4.6. Limitations of This Study
This study is not without limitations. Firstly, it is a retrospective analysis including heterogeneous cases in terms of location and severity. Its retrospective design and the participation of seven different hospitals limited our ability to collect certain variables of interest, such as tumor size or pain quantitative scales. However, we believe that our analysis accurately reflects the clinical reality and current management of GCTBs in Spain.

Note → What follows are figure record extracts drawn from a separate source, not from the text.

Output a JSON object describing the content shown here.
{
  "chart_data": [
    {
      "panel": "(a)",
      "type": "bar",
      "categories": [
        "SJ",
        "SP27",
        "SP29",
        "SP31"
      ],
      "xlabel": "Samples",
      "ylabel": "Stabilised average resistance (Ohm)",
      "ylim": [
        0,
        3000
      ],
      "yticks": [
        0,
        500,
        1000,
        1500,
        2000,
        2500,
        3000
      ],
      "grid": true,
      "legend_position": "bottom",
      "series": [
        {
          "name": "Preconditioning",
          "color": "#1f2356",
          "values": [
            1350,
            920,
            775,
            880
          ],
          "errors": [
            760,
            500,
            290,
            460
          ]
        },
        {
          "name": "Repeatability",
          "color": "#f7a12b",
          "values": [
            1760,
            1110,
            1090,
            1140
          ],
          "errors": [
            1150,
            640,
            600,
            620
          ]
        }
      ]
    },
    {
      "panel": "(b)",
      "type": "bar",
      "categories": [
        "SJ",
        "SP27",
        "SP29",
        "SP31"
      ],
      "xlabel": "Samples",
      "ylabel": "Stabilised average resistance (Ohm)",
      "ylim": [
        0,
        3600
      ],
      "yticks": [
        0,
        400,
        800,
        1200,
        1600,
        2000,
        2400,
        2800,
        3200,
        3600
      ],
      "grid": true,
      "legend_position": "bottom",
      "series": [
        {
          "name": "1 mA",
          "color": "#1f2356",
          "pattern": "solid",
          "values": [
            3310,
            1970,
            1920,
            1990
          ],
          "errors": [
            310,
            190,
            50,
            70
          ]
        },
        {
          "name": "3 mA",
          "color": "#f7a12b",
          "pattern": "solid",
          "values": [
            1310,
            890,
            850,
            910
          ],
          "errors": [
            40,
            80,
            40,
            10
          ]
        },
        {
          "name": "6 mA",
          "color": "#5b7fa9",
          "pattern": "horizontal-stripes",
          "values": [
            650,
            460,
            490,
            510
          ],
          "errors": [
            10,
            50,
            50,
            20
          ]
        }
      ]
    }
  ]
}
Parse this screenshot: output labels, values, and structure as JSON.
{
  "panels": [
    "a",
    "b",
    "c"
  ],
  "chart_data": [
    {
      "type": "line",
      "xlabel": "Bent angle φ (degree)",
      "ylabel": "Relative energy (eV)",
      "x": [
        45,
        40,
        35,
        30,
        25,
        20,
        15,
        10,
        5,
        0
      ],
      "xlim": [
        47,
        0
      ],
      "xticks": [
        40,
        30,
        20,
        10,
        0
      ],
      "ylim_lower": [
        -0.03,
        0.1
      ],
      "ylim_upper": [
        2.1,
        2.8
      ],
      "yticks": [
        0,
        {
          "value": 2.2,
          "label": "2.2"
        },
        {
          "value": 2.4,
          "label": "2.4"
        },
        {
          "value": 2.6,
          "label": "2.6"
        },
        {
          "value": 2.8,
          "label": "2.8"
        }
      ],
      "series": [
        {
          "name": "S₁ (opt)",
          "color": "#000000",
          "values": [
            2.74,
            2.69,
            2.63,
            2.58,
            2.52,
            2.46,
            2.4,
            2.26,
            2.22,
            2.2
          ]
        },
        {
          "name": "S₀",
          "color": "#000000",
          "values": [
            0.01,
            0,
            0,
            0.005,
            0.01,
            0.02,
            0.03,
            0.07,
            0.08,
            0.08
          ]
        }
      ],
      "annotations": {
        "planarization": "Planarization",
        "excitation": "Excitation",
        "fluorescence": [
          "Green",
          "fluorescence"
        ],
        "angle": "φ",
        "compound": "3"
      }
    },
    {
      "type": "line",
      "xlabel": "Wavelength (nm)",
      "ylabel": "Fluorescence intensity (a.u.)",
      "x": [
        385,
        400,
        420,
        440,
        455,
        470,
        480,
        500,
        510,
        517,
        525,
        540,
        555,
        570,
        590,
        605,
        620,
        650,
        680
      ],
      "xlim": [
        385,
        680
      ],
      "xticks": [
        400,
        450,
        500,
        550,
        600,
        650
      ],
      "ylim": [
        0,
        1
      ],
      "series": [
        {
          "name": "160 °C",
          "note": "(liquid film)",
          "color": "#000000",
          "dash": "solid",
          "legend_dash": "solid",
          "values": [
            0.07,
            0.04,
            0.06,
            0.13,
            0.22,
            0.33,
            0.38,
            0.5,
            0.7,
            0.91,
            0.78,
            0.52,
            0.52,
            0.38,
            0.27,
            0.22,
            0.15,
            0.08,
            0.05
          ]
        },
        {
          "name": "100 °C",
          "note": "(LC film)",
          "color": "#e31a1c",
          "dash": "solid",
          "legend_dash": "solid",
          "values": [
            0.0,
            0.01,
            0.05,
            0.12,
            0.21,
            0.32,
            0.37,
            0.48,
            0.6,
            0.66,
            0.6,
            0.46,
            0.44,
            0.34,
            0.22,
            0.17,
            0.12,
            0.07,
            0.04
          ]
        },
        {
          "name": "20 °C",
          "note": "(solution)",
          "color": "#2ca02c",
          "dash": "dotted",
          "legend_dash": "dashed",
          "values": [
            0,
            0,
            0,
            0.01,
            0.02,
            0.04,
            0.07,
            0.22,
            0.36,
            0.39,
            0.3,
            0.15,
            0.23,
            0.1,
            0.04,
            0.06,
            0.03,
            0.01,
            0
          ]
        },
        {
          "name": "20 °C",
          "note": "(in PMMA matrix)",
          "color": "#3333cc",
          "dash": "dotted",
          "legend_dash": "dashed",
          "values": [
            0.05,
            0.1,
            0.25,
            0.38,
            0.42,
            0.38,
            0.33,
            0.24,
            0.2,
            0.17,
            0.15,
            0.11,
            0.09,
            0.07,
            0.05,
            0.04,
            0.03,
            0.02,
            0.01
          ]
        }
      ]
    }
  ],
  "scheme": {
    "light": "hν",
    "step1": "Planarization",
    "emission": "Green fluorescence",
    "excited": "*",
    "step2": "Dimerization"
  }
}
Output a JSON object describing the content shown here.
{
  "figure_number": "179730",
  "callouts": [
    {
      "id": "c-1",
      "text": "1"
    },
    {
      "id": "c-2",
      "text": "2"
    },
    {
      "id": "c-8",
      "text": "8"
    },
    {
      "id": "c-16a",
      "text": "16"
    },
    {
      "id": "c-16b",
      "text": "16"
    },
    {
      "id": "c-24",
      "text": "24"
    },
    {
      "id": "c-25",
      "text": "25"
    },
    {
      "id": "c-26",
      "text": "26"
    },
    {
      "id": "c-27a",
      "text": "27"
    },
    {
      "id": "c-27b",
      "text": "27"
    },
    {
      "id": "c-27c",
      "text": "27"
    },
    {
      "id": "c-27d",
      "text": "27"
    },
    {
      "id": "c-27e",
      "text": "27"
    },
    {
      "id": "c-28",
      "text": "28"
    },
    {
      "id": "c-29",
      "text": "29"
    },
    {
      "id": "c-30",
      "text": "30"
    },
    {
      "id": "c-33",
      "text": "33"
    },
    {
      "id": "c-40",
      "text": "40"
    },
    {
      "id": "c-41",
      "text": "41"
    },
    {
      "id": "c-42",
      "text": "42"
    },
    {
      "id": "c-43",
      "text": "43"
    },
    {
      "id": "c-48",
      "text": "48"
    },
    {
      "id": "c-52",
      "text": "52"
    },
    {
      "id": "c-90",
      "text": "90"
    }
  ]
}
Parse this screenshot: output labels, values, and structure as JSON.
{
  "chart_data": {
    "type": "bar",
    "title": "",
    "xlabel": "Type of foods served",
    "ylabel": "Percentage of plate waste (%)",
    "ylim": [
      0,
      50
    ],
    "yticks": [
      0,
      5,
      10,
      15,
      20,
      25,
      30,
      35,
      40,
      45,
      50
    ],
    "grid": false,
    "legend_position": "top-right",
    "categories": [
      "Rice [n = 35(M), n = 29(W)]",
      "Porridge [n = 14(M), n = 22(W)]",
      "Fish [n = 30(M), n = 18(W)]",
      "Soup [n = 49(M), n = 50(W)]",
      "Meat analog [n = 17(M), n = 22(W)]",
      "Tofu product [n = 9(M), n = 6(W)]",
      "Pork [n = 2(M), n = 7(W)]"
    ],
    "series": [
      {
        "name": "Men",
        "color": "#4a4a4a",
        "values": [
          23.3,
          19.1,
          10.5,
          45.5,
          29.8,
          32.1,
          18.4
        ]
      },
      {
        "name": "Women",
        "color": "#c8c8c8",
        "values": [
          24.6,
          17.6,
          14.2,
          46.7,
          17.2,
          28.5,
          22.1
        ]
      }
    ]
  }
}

Moreover, the mentioned variables were indirectly captured through other recorded parameters, such as radiological and clinical response. Secondly, we did not systematically apply a standardized staging system used in malignant tumors, such as the TNM classification. While we acknowledge that this could offer valuable oncologic insight, Campanacci’s radiological classification appears to be the most widely used system for staging GCTBs, which is why we included it in our study. Lastly, the small and diverse nature of our patient series limited our ability to perform the more robust statistical analyses we had intended, and some of the analyses we did conduct may have been underpowered due to the sample size. As a result of these limitations, a prospective analysis should be conducted of the three treatment strategies reviewed here in order to establish comprehensive guidelines that facilitate decision-making within multidisciplinary tumor boards.
5. Conclusions
Neoadjuvant patients treated with curettage who experienced local recurrence had received denosumab for longer periods, although no statistically significant differences were found. Reintroduction of denosumab in the neoadjuvant group did not prevent recurrence. Recurrence rates did not differ significantly between neoadjuvant and adjuvant strategies. Discontinuation of single treatment with denosumab did not necessarily lead to progression of GCTBs.